I'm getting great quality dry and wet and re-amped recordings via ASIO4All using my AxeFXII's USB outputs, inputs and my Saffire DSP 24Pro in a pseudo aggregate device setup with PreSonus StudioOne (I am a really big fan of this DAW right now). Got everything routed so that I basically just have to change the input on the AxeFXII from front analog to USB and hit record. No pops, glitches, dropout, jitter and the levels are dead on.

So the problem...play the original wet track and the re-amped track and its a mess in terms of phasing issues.

Now the latest beta of ASIO4All does have something called latency compensation, but I can't figure out how to get it to work so I left it at default. Even if I was able to figure out how it worked exactly trying to get the timing down would be a frickin' headache. Doing it inside of the DAW was a big enough pain in the ass to be honest so I figured I'd give some quick pointers on how I figured it out finally. I'll try to cut to the chase here.

Phase inverting. That was the only way that I was able to adjust accurately. I tried a quick transient and got semi-close a few times, but even in a loop it's too short and you can get confused on which direction you need to go. So I figured that if I put the re-amped track 180 degrees out of phase and then adjust the track delay that once its right I'll get a null output or total cancellation. Seemed to work really well.

I'm at about -23.43ms which is a pretty significant amount on paper, but once you consider that it's going from disk out to USB through the AxeFXII to analog, through some A/D convertors, through firewire and then to disk it's not too bad...but more important there is a way to adapt to it built into the DAW. From what I understand this is a pretty standard feature in many DAW's.

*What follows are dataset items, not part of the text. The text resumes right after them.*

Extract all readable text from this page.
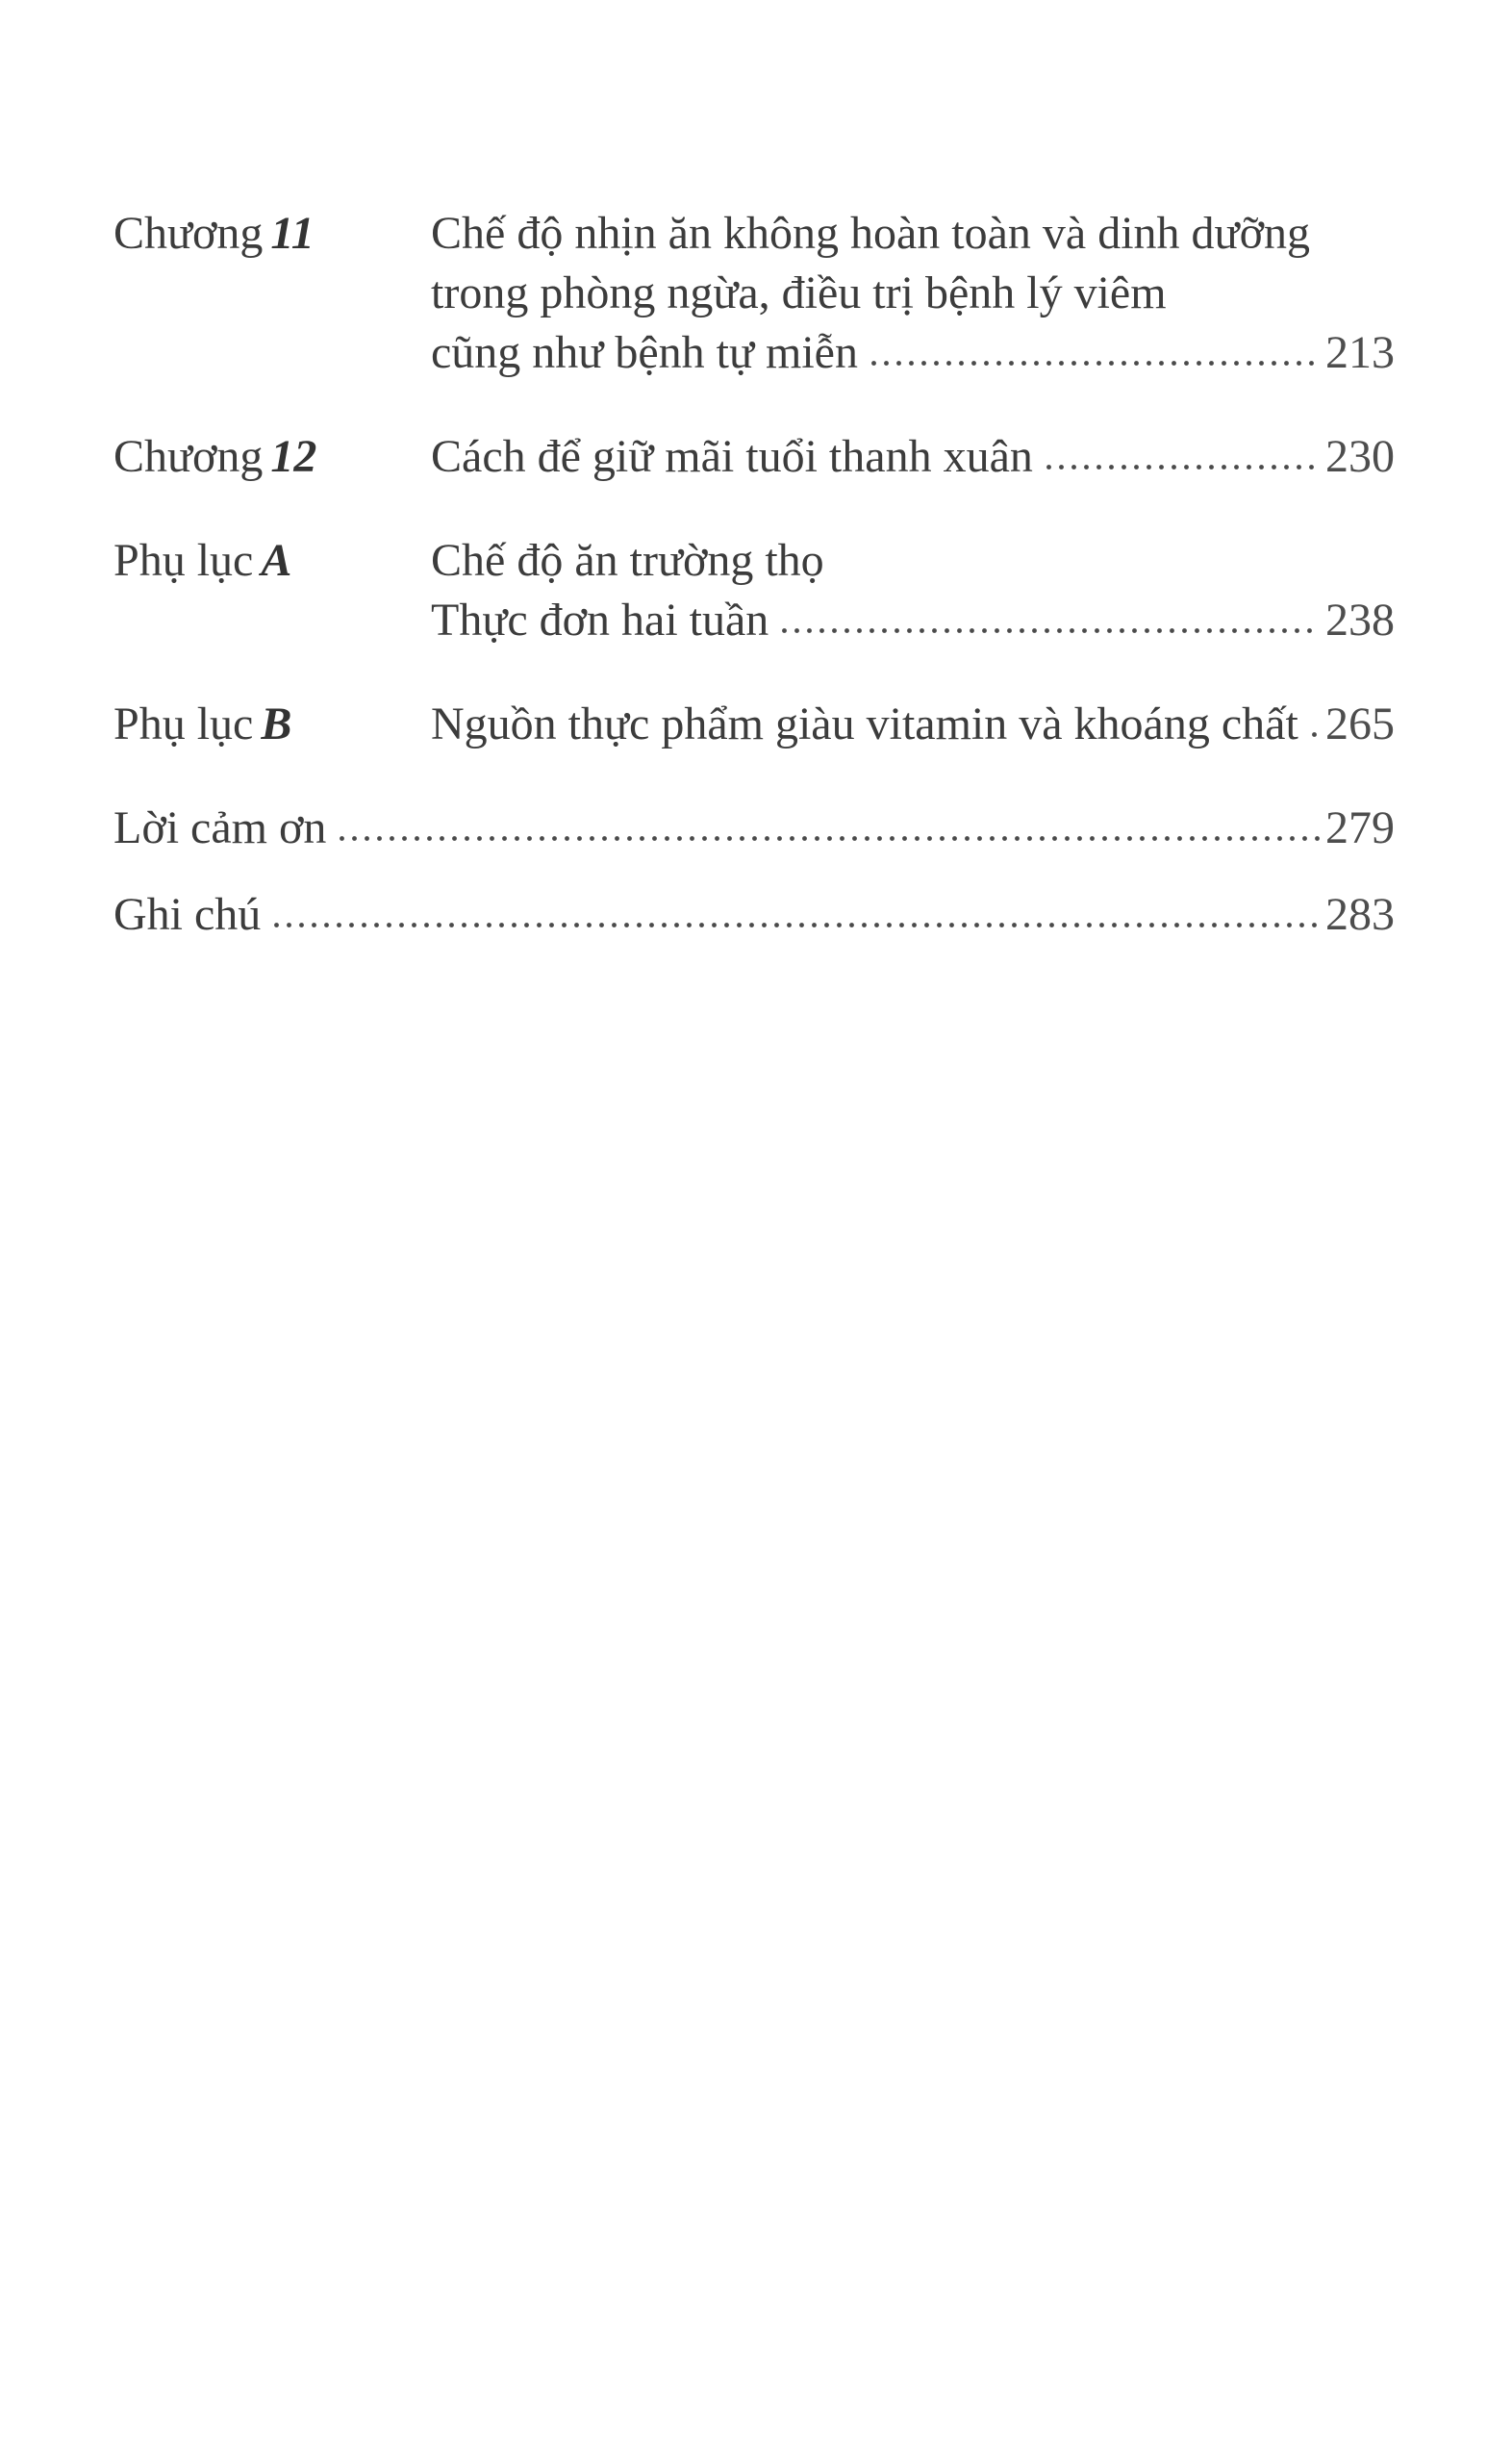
Chương 11	Chế độ nhịn ăn không hoàn toàn và dinh dưỡng
trong phòng ngừa, điều trị bệnh lý viêm
cũng như bệnh tự miễn	213
Chương 12	Cách để giữ mãi tuổi thanh xuân	230
Phụ lục A	Chế độ ăn trường thọ
Thực đơn hai tuần	238
Phụ lục B	Nguồn thực phẩm giàu vitamin và khoáng chất 265
Lời cảm ơn	279
Ghi chú	283
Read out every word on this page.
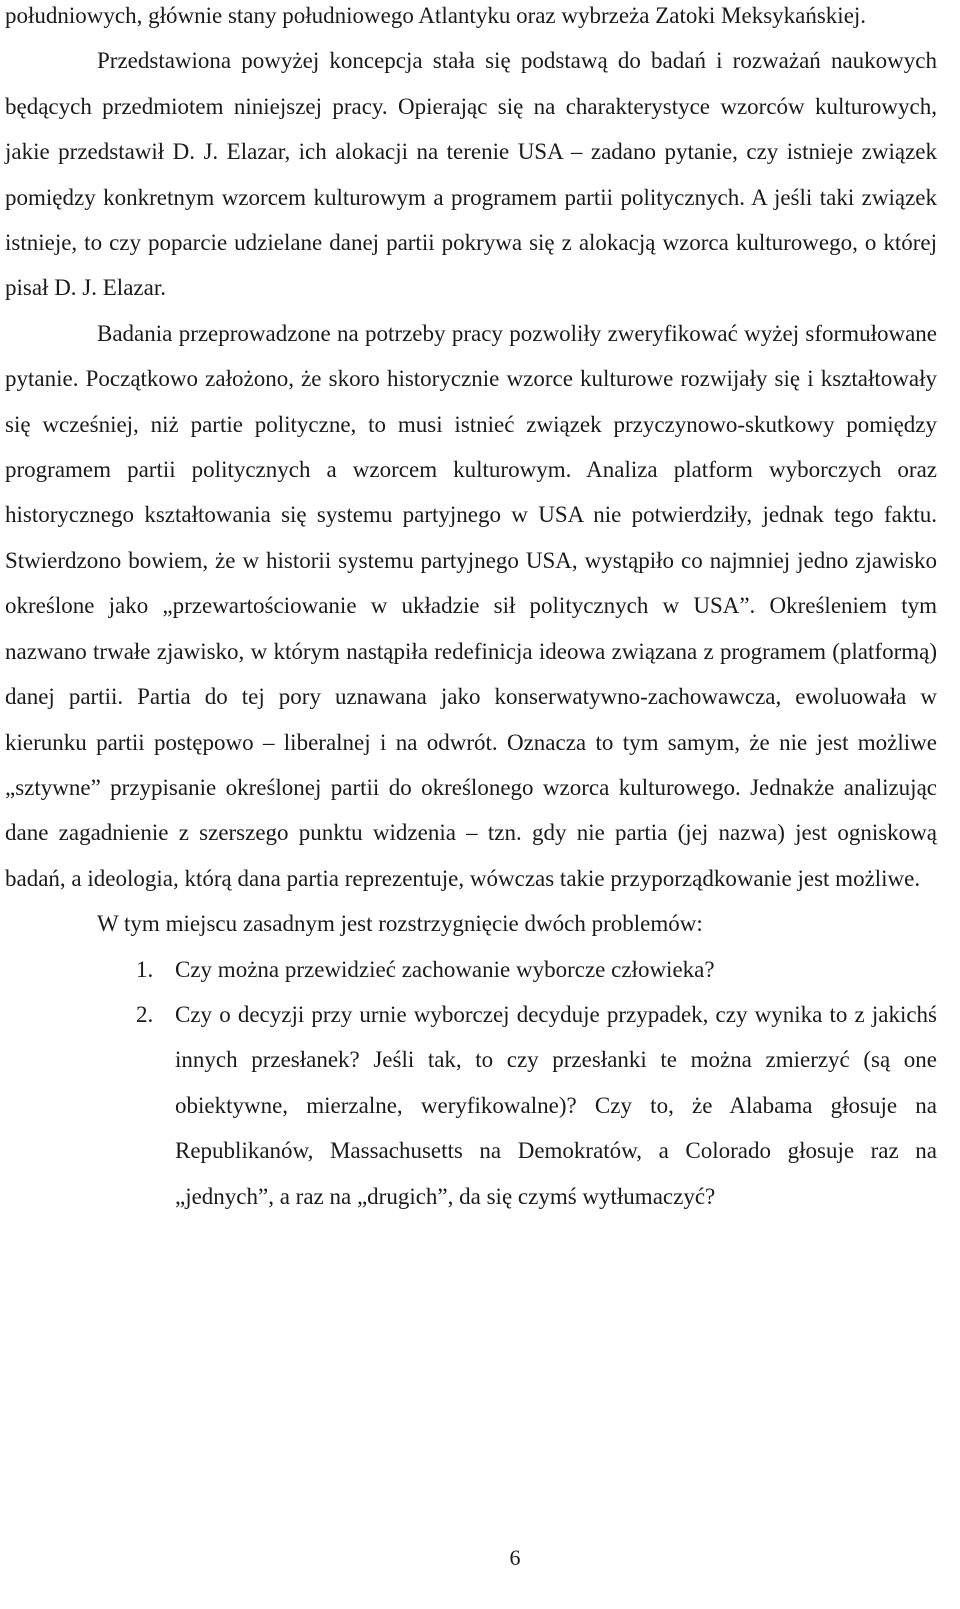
południowych, głównie stany południowego Atlantyku oraz wybrzeża Zatoki Meksykańskiej.

Przedstawiona powyżej koncepcja stała się podstawą do badań i rozważań naukowych będących przedmiotem niniejszej pracy. Opierając się na charakterystyce wzorców kulturowych, jakie przedstawił D. J. Elazar, ich alokacji na terenie USA – zadano pytanie, czy istnieje związek pomiędzy konkretnym wzorcem kulturowym a programem partii politycznych. A jeśli taki związek istnieje, to czy poparcie udzielane danej partii pokrywa się z alokacją wzorca kulturowego, o której pisał D. J. Elazar.

Badania przeprowadzone na potrzeby pracy pozwoliły zweryfikować wyżej sformułowane pytanie. Początkowo założono, że skoro historycznie wzorce kulturowe rozwijały się i kształtowały się wcześniej, niż partie polityczne, to musi istnieć związek przyczynowo-skutkowy pomiędzy programem partii politycznych a wzorcem kulturowym. Analiza platform wyborczych oraz historycznego kształtowania się systemu partyjnego w USA nie potwierdziły, jednak tego faktu. Stwierdzono bowiem, że w historii systemu partyjnego USA, wystąpiło co najmniej jedno zjawisko określone jako „przewartościowanie w układzie sił politycznych w USA”. Określeniem tym nazwano trwałe zjawisko, w którym nastąpiła redefinicja ideowa związana z programem (platformą) danej partii. Partia do tej pory uznawana jako konserwatywno-zachowawcza, ewoluowała w kierunku partii postępowo – liberalnej i na odwrót. Oznacza to tym samym, że nie jest możliwe „sztywne” przypisanie określonej partii do określonego wzorca kulturowego. Jednakże analizując dane zagadnienie z szerszego punktu widzenia – tzn. gdy nie partia (jej nazwa) jest ogniskową badań, a ideologia, którą dana partia reprezentuje, wówczas takie przyporządkowanie jest możliwe.

W tym miejscu zasadnym jest rozstrzygnięcie dwóch problemów:

1. Czy można przewidzieć zachowanie wyborcze człowieka?
2. Czy o decyzji przy urnie wyborczej decyduje przypadek, czy wynika to z jakichś innych przesłanek? Jeśli tak, to czy przesłanki te można zmierzyć (są one obiektywne, mierzalne, weryfikowalne)? Czy to, że Alabama głosuje na Republikanów, Massachusetts na Demokratów, a Colorado głosuje raz na „jednych”, a raz na „drugich”, da się czymś wytłumaczyć?
6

Now there is something called pipeline inside of StudioOne that supposedly lets you measure the delay/latency of offboard gear, but the closest I managed to get it configured was a big fat feedback loop. The phase inverting thingy worked really well for me and it's saved in my re-amping template so I don't have to figure it out again.
 
Here's what I do. I super-zoom the waveforms so that I can see the peaks and valleys of both the wet and reamped track. Then I move the reamped track so that the peaks line up with the wet track.
 
Yeah, I did do that and was actually even able to measure the offset, but the scale and clock weren't precise enough. Just remember to disble snap or you'll never get it close enough. :)

The big reason for me calculating it was so that I don't have to worry about moving every track and mostly because I'm just trying to get this new DAW down pat. Plus I'm an engineer/maintenance type guy so if I see something that isn't 'right' rather than deal with it I an compelled to 'fix it'. Knowing that there was a way to just kill it and not think about it again is important to my mental health. :mrgreen
 
Great idea! Thanks for posting this. I haven't set up for reamping yet but I now plan to take this approach to measure the latency offset.

:)
 
Here's what I do. I super-zoom the waveforms so that I can see the peaks and valleys of both the wet and reamped track. Then I move the reamped track so that the peaks line up with the wet track.

This is what I do as well. If re-amping from my DAW I sometimes put in a 'spike' before the guitar track, like a short sharp blast of white noise or big square wave that I get rid of later, this makes it really easy to line up.

If you can do it automatically it's better though, there is a setting in Logic which offsets automatically once you've worked out the offset in samples. I used to use this with an old soundcard that never compensated properly but haven't bothered of late.
 
There's a way better method to reamp and have no delay, to minimize phase issues.

Simply open up two tracks in your DAW, the first will have input 1 and the second input 3. Reamp.

The input 3 one will have the exact same waveform of the original one since it's just the dry signal, but it will occur just a bit later. Now all you have to do is select both reamped tracks (wet and dry) and drag them until the dry one perfectly matches the original one.

That's it:)
 
There's a way better method to reamp and have no delay, to minimize phase issues.

Simply open up two tracks in your DAW, the first will have input 1 and the second input 3. Reamp.

The input 3 one will have the exact same waveform of the original one since it's just the dry signal, but it will occur just a bit later. Now all you have to do is select both reamped tracks (wet and dry) and drag them until the dry one perfectly matches the original one.

That's it:)
I got you. But it still requires you to manually adjust every clip after you re-amp. Not really an issue if you aren't planning on re-amping on a regular basis.

By using the delay compensation its a one time deal and is done automatically so long as you save your re-amp track in a template or something.